Neuss Alles fing an mit einer Frage: „Du magst doch Swing, oder?“. John von Düffel und Regisseurin Sylvia Richter kennen sich schon seit einigen Jahren aus gemeinsamen Produktionen.
Deshalb überraschte es von Düffel auch nicht, dass Sylvia Richter ausgerechnet von Düffel anrief und mit ihrer Frage nach Swing den Grundstein für die aktuelle Zusammenarbeit legte. John von Düffel übrigens beantwortete die Frage mit „Ja“.
Und so entstand in Zusammenarbeit das Stück „Call the Police“. Zum Swing gekommen sei der Autor durch seine Frau, sagt der Autor: „Sie war begeistert von Robbie Williams Swing-Album und hat mich angesteckt“.

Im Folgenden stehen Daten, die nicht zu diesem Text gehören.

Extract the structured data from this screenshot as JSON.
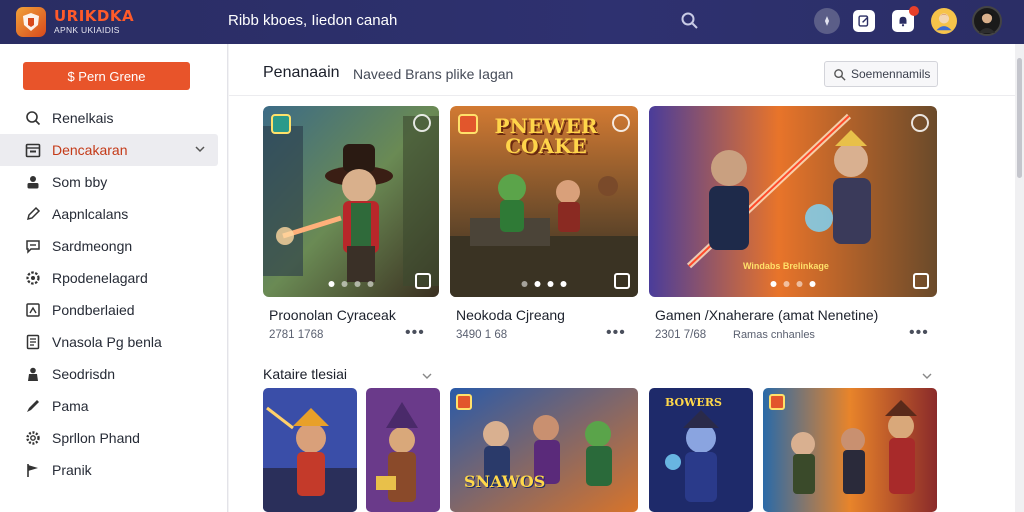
{
  "app": {
    "logo_title": "URIKDKA",
    "logo_subtitle": "APNK UKIAIDIS",
    "header_title": "Ribb kboes, Iiedon canah"
  },
  "topbar_icons": [
    "search-icon",
    "compass-icon",
    "edit-icon",
    "bell-icon",
    "avatar",
    "avatar"
  ],
  "sidebar": {
    "primary_button": "$ Pern Grene",
    "items": [
      {
        "label": "Renelkais",
        "icon": "search-icon"
      },
      {
        "label": "Dencakaran",
        "icon": "calendar-icon",
        "active": true
      },
      {
        "label": "Som bby",
        "icon": "user-icon"
      },
      {
        "label": "Aapnlcalans",
        "icon": "pen-icon"
      },
      {
        "label": "Sardmeongn",
        "icon": "chat-icon"
      },
      {
        "label": "Rpodenelagard",
        "icon": "gear-icon"
      },
      {
        "label": "Pondberlaied",
        "icon": "doc-icon"
      },
      {
        "label": "Vnasola Pg benla",
        "icon": "file-icon"
      },
      {
        "label": "Seodrisdn",
        "icon": "person-icon"
      },
      {
        "label": "Pama",
        "icon": "brush-icon"
      },
      {
        "label": "Sprllon Phand",
        "icon": "settings-icon"
      },
      {
        "label": "Pranik",
        "icon": "flag-icon"
      }
    ]
  },
  "main": {
    "title": "Penanaain",
    "subtitle": "Naveed Brans plike Iagan",
    "search_label": "Soemennamils",
    "featured": [
      {
        "title": "Proonolan Cyraceak",
        "meta": "2781 1768",
        "more": "•••"
      },
      {
        "title": "Neokoda Cjreang",
        "meta": "3490 1 68",
        "more": "•••"
      },
      {
        "title": "Gamen /Xnaherare (amat Nenetine)",
        "meta": "2301 7/68",
        "more": "•••",
        "sub": "Ramas cnhanles"
      }
    ],
    "featured_art_text": {
      "card2_banner": "PNEWER COAKE",
      "card3_caption": "Windabs Brelinkage"
    },
    "section_title": "Kataire tlesiai",
    "thumb_art_text": [
      "SNAWOS",
      "BOWERS"
    ]
  },
  "colors": {
    "topbar": "#2c2f68",
    "accent": "#e8542a",
    "active_text": "#c43a18"
  }
}
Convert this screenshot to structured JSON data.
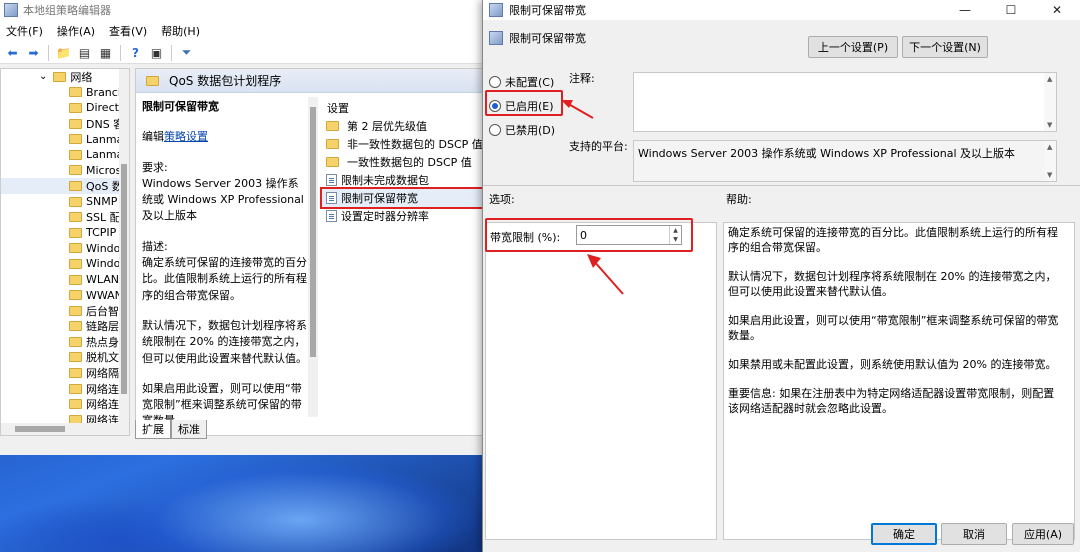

Zu Beginn der Arbeit an „Call the Police“ hatte von Düffel zwar keine Erfahrung mit Swing-Musicals, aber schon öfter Liederabende gemacht. Er sieht einige Unterschiede zu „normalen“ Theaterstücken.
John von Düffel
Der Autor John von Düffel arbeitete zunächst als Film- und Theaterkritiker, später als Dramaturg in Stendal, Oldenburg, Basel, Bonn und derzeit am Hamburger Thalia Theater.
Von Düffel schreibt Theaterstücke und Romane und ist Dozent am Literaturwissenschaftlichen Seminar in Hamburg. Er erhielt bereits mehrere Preise, unter anderem den Aspekte-Preis.
„Die Schauspieler öffnen sich dem Publikum ganz anders wenn sie singen, und auch die Regie entfaltet sich neuartig“, sagt er und freut sich über die schon gesangserfahrenen Schauspieler im Call-the-Police-Ensemble.
Die Geschichte des Swing-Musicals „Call the Police“, das am 8. September im Rheinischen Landestheater unter der Regie von Sylvia Richter Premiere feiert, spielt in Moskau - Ort dunkler Hinterhöfe und finsterer Machenschaften.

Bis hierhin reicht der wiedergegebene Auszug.